On Friday, French ministers assured the Government that truck drivers would remain exempt from the requirement to take the "gold standard" PCR tests for now and could continue to cross the Channel after having rapid lateral flow tests.

However, sources said UK ministers had not ruled out the possibility that the French could still require the "gold standard" tests, for which results can take up to 72 hours to come back - a delay that would threaten chaos for haulage businesses.

French officials have been invited by the Government to visit the testing site at Manston airfield, in Kent, to reassure them that the Army-led testing operation is thorough and effective.  Rod McKenzie, the director of policy at the Road Haulage Association (RHA), said the introduction of PCR tests would be "disastrous". He warned: "The situation is already very serious, with an extra 30 minutes for lateral flow and the additional paperwork.

It would make a bad situation worse. "It would mean that you would be facing a 72-hour delay to all your results. It would be the French economy that would suffer.

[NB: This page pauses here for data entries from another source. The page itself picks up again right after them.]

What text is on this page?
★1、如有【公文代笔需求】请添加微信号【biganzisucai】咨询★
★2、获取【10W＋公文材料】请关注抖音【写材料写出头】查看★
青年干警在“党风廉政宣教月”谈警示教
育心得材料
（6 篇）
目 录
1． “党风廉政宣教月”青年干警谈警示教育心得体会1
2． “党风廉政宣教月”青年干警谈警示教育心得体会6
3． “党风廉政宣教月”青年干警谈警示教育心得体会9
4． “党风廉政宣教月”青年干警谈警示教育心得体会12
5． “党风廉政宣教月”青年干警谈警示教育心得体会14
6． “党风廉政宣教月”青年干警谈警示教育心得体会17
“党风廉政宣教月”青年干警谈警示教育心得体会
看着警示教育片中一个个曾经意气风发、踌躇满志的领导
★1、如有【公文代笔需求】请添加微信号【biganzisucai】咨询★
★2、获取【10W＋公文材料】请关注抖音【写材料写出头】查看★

For example, we had a case of a load of shellfish destined for France for five days that had to be thrown away. This is good business lost." Asked on Friday about suggestions that France may require PCR tests, Grant Shapps, the Transport Seceretary, said:  "We have a particular arrangement with the French regarding the hauliers, this is the lorry drivers, with tests which are called the lateral flow tests.

And that remains in place at the moment."

Jean-Baptiste Djebbari, the French transport minister, said: "The provisions applicable to road hauliers coming from Britain are maintained while waiting for a co-ordinated plan between European countries."

France had announced on Thursday that people travelling from non-EU countries would no longer be able to enter the country by presenting a negative result from a quick, readily-available Covid test.